Zaccolo M, Movsesian M A (2007). cAMP and cGMP signaling cross-talk: role of phosphodiesterases and implications for cardiac pathophysiology. Circ Res. 2007 Jun. 8; 100(11): 1569-78.

TABLE 1

Example of a concentration, or concentration range and a function of
different compounds used in the present invention

Compound	Conc.	Function

8-Bromo-cGMP	500 μM	cGMP analogue and PKG activator
Guanylin	10 μM	GUCY2C ligand
Uroguanylin	1 μM	GUCY2C ligand
IBMX	100 μM	General phosphodiesterase inhibitor

TABLE 2

Antibodies employed in western blotting (blue) and immunocytochemistry
(green). The mouse and human GUCY2C were detected with the goat
and mouse primary antibodies, respectively.

Antibody	Dilution	Species

GUCY2C	1:170	Mouse
GUCY2C	1:170	Goat
Total Th	1:1,000	Sheep
Total Th	1:1,000	Rabbit
P-Ser40	1:1,000	Rabbit
Actin	1:3,000	Mouse

Primary Antibody	Dilution	Secondary Antibody

GUCY2C Goat	1:100	Donkey α Goat 488
Total Th Rabbit	1:1,000	Goat α Rabbit 488

Claims

1. A GUCY2C agonist for use in the treatment of an individual that has Parkinson's disease.

2. The GUCY2C agonist of claim 1, further comprising administering a PDE inhibitor to the individual.

3. The GUCY2C agonist of claim 1 or claim 2, wherein the individual has Parkinson's disease stage 1, 2, 3 or 4.

4. The GUCY2C agonist of any one of claims 1-3, wherein the agonist is guanylin or a functional derivative thereof.

5. The GUCY2C agonist of any one of claims 1-4, wherein the treatment further comprises a administering a PDE inhibitor to the individual.

6. A method of increasing dopamine production by a dopaminergic cell, the method comprising increasing signaling by Guanylate Cyclase 2C (GUCY2C) in said cell.

7. A method of increasing the level of phosphorylation of Ser40 of tyrosine hydroxylase in a dopaminergic cell, the method comprising increasing signaling by GUCY2C in said cell.

8. The method of claim 6 or claim 7, wherein the signaling by GUCY2C is increased by contacting said cell with a GUCY2C agonist.

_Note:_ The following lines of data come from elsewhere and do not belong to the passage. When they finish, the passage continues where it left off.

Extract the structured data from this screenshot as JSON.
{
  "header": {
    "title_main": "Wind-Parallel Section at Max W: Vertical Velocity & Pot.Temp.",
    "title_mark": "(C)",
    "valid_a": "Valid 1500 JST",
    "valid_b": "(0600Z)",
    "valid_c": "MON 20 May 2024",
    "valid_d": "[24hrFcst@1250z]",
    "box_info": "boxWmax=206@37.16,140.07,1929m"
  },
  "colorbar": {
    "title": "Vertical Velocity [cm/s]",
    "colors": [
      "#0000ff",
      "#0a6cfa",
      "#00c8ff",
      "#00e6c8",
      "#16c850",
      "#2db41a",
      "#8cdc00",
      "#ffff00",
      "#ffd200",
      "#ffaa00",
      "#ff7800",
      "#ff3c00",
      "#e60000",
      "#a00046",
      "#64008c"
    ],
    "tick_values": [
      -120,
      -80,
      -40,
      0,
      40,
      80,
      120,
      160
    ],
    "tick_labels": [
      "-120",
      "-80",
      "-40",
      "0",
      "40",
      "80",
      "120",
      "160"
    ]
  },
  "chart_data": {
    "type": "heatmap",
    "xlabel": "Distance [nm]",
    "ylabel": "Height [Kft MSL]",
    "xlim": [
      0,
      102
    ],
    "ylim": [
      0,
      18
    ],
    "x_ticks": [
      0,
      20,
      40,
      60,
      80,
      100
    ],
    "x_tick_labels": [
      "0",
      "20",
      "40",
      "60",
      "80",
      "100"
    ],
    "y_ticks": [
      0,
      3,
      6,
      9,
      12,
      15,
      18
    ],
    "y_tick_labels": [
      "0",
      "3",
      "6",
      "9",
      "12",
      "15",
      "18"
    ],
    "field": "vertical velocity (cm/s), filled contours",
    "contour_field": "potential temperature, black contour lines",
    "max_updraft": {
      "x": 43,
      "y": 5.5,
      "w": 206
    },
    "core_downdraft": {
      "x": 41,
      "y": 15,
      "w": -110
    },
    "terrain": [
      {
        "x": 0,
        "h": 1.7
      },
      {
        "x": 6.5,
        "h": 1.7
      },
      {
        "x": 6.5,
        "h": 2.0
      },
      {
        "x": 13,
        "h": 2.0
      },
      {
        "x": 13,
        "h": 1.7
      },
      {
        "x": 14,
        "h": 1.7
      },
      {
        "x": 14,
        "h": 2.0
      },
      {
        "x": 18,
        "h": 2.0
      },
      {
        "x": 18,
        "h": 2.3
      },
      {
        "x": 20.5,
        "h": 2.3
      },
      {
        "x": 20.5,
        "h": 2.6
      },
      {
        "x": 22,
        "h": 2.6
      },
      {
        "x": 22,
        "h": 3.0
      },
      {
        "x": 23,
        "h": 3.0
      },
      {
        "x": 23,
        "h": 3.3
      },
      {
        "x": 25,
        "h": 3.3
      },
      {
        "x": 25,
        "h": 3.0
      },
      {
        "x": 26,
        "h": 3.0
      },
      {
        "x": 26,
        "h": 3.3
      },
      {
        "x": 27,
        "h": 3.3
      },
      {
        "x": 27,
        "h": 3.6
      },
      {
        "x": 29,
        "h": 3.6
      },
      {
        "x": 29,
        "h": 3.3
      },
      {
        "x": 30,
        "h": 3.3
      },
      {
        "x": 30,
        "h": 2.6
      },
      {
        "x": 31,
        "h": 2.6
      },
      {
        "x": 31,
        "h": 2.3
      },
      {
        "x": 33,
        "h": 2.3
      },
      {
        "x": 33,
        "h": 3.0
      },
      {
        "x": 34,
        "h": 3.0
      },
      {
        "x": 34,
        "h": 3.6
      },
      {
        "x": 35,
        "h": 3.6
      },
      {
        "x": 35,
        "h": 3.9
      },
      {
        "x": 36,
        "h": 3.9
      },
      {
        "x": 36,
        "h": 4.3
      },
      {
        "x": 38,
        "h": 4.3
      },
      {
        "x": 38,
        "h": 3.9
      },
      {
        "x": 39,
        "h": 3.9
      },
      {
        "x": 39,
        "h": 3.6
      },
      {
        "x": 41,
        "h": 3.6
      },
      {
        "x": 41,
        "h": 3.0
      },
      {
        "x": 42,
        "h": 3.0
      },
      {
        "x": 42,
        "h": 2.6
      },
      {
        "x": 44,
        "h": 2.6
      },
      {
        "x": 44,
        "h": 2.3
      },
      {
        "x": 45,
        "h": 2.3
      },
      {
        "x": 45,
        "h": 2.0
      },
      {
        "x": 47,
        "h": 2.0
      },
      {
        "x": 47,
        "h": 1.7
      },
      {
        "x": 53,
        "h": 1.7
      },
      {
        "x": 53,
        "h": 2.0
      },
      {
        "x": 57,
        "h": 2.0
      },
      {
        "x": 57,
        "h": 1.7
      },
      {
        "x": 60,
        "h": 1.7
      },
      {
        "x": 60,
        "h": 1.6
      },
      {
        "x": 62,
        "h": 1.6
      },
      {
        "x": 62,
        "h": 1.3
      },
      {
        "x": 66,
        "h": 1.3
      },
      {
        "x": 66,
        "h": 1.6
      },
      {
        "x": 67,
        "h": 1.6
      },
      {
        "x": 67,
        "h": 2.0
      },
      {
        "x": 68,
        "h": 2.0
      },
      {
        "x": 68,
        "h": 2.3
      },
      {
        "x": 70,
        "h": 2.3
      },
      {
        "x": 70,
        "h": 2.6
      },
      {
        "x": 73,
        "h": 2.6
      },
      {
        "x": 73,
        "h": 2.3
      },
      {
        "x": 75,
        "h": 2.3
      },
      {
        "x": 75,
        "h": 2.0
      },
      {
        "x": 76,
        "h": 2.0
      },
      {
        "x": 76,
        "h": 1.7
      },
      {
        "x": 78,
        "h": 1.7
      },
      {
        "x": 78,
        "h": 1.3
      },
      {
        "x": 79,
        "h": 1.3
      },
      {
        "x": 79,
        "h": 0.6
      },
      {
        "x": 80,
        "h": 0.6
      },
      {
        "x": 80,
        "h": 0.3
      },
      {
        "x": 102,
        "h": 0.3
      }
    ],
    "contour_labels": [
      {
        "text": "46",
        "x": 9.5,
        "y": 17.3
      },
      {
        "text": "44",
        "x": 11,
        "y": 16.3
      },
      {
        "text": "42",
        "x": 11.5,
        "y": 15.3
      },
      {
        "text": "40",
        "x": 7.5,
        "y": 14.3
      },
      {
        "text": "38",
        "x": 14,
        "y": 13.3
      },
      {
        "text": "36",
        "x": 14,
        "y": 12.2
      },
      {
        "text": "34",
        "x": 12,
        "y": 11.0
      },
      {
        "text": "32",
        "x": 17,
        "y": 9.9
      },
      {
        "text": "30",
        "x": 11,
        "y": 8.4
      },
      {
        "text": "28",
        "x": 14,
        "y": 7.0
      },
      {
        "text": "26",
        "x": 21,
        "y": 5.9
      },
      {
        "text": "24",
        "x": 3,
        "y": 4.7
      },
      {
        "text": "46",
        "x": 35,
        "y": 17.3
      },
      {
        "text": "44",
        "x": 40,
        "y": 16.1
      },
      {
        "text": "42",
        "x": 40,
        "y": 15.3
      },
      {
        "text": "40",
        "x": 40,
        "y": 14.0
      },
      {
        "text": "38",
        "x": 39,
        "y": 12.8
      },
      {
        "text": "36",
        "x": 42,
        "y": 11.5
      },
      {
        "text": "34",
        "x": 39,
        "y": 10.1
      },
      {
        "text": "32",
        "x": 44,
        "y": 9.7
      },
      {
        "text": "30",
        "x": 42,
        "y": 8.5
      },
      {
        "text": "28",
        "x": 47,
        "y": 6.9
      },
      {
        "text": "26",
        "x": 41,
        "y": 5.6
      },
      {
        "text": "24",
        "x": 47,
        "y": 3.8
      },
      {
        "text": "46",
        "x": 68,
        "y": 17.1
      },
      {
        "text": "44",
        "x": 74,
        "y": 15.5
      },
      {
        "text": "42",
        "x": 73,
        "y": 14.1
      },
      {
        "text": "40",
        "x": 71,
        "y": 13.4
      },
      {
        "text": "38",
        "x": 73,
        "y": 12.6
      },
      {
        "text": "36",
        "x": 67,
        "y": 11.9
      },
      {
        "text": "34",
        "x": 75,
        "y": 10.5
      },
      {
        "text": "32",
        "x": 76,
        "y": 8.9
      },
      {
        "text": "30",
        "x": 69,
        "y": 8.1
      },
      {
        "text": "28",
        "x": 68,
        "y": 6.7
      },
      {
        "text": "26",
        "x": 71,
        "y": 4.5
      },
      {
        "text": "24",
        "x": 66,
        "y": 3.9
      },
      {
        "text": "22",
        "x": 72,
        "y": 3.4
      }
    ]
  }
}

9. The method of claim 8, wherein said agonist is guanylin or a functional derivative thereof.

10. The method of any one of claims 6-9, further comprising providing said cell with a PDE inhibitor.

11. The method according to any one of claims 6-10, wherein the cell is a dopaminergic neuron, preferably a midbrain dopaminergic neuron.

12. An isolated or recombinant human cell comprising ectopic expression of human GUCY2C and/or ectopic expression of human tyrosine hydroxylase.

13. The isolated or recombinant human cell of claim 12 comprising ectopic expression of human GUCY2C and ectopic expression of human tyrosine hydroxylase.

14. A method for identifying a candidate compound for modifying dopamine production by a dopaminergic cell, the method comprising culturing a cell according to claim 12 or claim 13; contacting said cell with the candidate compound and determining the activity of tyrosine hydroxylase in said cell.

15. The method of claim 14, wherein the level of phosphorylation of Ser40 of tyrosine hydroxylase is determined.

16. Use of a GUCY2C gene, an RNA or a protein encoded by the gene as a target for identifying a compound that is active in modulating tyrosine hydroxylase activity in a dopaminergic cell.

17. A method of treatment of an individual that has Parkinson's disease, or is at risk of developing the disease, the method comprising administering a GUCY2C agonist to the individual in need thereof.